Tutorial: SQL on CSV processor sandbox

This article demonstrates how to create a sandbox for SQL on CSV processor in your local environment:

  • When do you need it
  • TextQL and how to install it
  • Downloading the data
  • How to write and run the query

When do you need it

When you are creating a configuration for SQL on CSV processor and writing a relatively long query can be inconvenient. This is because the query field does not show the whole code and it is needed to run configuration to test a query each time. 

In this cases is possible to recreate the SQL on CSV processor environment locally and use it as a sandbox. 

This allows you to write queries locally, run and debug them without access to Meiro Integrations. 

Whenever ready, you will just need to copy-paste your code into the SQL on CSV processor configuration.

 

TextQL and how to install it

At the backend, SQL on CSV processor uses TextQL (allows to execute SQL queries against structured text like CSV).

  • MacOS

Use Homebrew and run the command brew install textql in a command-line interface.

  • Windows

Build it from source using Golang (you’ll need to install it first): run command go get -u github.com/dinedal/textql/….
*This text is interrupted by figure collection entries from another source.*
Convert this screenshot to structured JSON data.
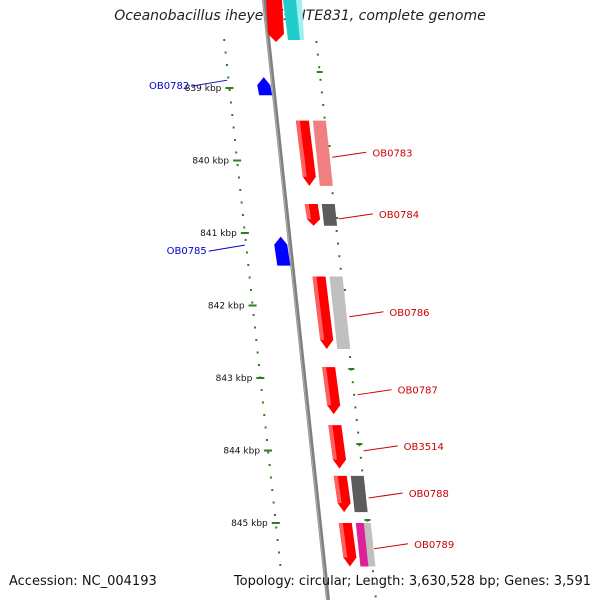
{
  "title": "Oceanobacillus iheyensis HTE831, complete genome",
  "footer": {
    "accession": "Accession: NC_004193",
    "summary": "Topology: circular; Length: 3,630,528 bp; Genes: 3,591"
  },
  "colors": {
    "backbone": "#808080",
    "tick": "#2e7d1f",
    "forward_gene": "#ff0000",
    "reverse_gene": "#0000ff",
    "forward_label": "#cc0000",
    "reverse_label": "#0000cc",
    "cyan_feature": "#22cccc",
    "magenta_feature": "#dd2299"
  },
  "ruler": [
    {
      "kbp": 839,
      "label": "839 kbp"
    },
    {
      "kbp": 840,
      "label": "840 kbp"
    },
    {
      "kbp": 841,
      "label": "841 kbp"
    },
    {
      "kbp": 842,
      "label": "842 kbp"
    },
    {
      "kbp": 843,
      "label": "843 kbp"
    },
    {
      "kbp": 844,
      "label": "844 kbp"
    },
    {
      "kbp": 845,
      "label": "845 kbp"
    }
  ],
  "genes": [
    {
      "label": "OB0782",
      "strand": "reverse",
      "start_kbp": 838.85,
      "end_kbp": 839.1
    },
    {
      "label": "OB0783",
      "strand": "forward",
      "start_kbp": 839.45,
      "end_kbp": 840.35,
      "ring2": "lightred"
    },
    {
      "label": "OB0784",
      "strand": "forward",
      "start_kbp": 840.6,
      "end_kbp": 840.9,
      "ring2": "darkgray"
    },
    {
      "label": "OB0785",
      "strand": "reverse",
      "start_kbp": 841.05,
      "end_kbp": 841.45
    },
    {
      "label": "OB0786",
      "strand": "forward",
      "start_kbp": 841.6,
      "end_kbp": 842.6,
      "ring2": "lightgray"
    },
    {
      "label": "OB0787",
      "strand": "forward",
      "start_kbp": 842.85,
      "end_kbp": 843.5
    },
    {
      "label": "OB3514",
      "strand": "forward",
      "start_kbp": 843.65,
      "end_kbp": 844.25
    },
    {
      "label": "OB0788",
      "strand": "forward",
      "start_kbp": 844.35,
      "end_kbp": 844.85,
      "ring2": "darkgray"
    },
    {
      "label": "OB0789",
      "strand": "forward",
      "start_kbp": 845.0,
      "end_kbp": 845.6,
      "ring2": "magenta"
    }
  ]
}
Otherwise, use windows subsystem with ubuntu and brew your textql installation!

 

For more details check TextQL documentation

 

Download the data

Download the data from the bucket Data Out and save to a folder on your device. 

 

Useful commands:

  • cat your_file.csv to show the content of the file.

Run it either from your working directory or use the relative or absolute path to your working directoryOtherwise, first, change the folder to your working directory using the command cd  which takes directory name as an argument and switches into that directory. After that, you can run the command cat without modifications.

cli-sandbox-1.png

  • head your_file.csv to show the first few lines of the file.

cli-sandbox-2.png

  • head -n 2 your_file.csv to show the first 2 lines of the file (change it to the other number of lines if needed).

cli-sandbox-3.png

Write and run the query in the command-line interface.

Using TextQL, you can write a SQL query in the command-line interface:

  • Count the number of rows in the table textql -sql "select count() from titanic" titanic.csv

cli-4.png

  • Count the number of rows in the table considering that the table has a header

    textql -header -sql "select count() from titanic" titanic.csv

cli-5.png

Be aware that the name of the table in the query should be written without extension: titanic (not titanic.csv).

 

  • To check all possible settings look at the documentation or simply run textql command.

cli-6.png

Write and save the query in the file

Writing and running queries in the command-line are convenient only in case of short and simple queries. 

For more complex queries is recommended to write query in a separate file, run it and then test it in a command-line environment.

To run the query as a bash script, the file should be with .sh extension and should start with #!/bin/sh. For writing the query you can use any code editor you like.

After saving the file in the same directory as your table (to simplify), run in the command-line interface bash scriptname.sh. The result will be shown as standard output or saved in the file depending on your script.

 

Examples

Below we are giving you a few examples of working with textql based on the Titanic dataset. To use them, download the dataset to your working directory.

Example 1

The simple query which counts the number of rows in the table with standard output.

1. Paste the following code into a file in the code editor:

#!/bin/sh
textql -header -output-header -sql "
select count(*) count_everything
from titanic
" titanic.csv

2. Save as query.sh at the same folder as the dataset (to simplify).

cli-7.png

3 Run bash query.sh in the command-line.

cli-8.png

Example 2

How to save the results of the query to the file.

1. Paste the following code into a file in the code editor:

#!/bin/sh
textql -header -output-header -output-file "output.csv" -sql "
select sex, survived, count(*) total
from titanic
group by sex, survived
" titanic.csv`

The argument -output-file from the code above allows you to save the results of the query in the file.

2. Save this code in a file as query.sh at the same folder as the dataset (to simplify).

cli-9.png

3. Run bash query.sh in command-line. There will be nothing in standard output as the results were saved in  the table output.csv.

cli-10.png

4. Check the output.csv file running the command cat output.csv.

cli-11.png


After writing and running the query, you simply need to copy-paste the SQL query to your SQL on CSV configuration and run the configuration.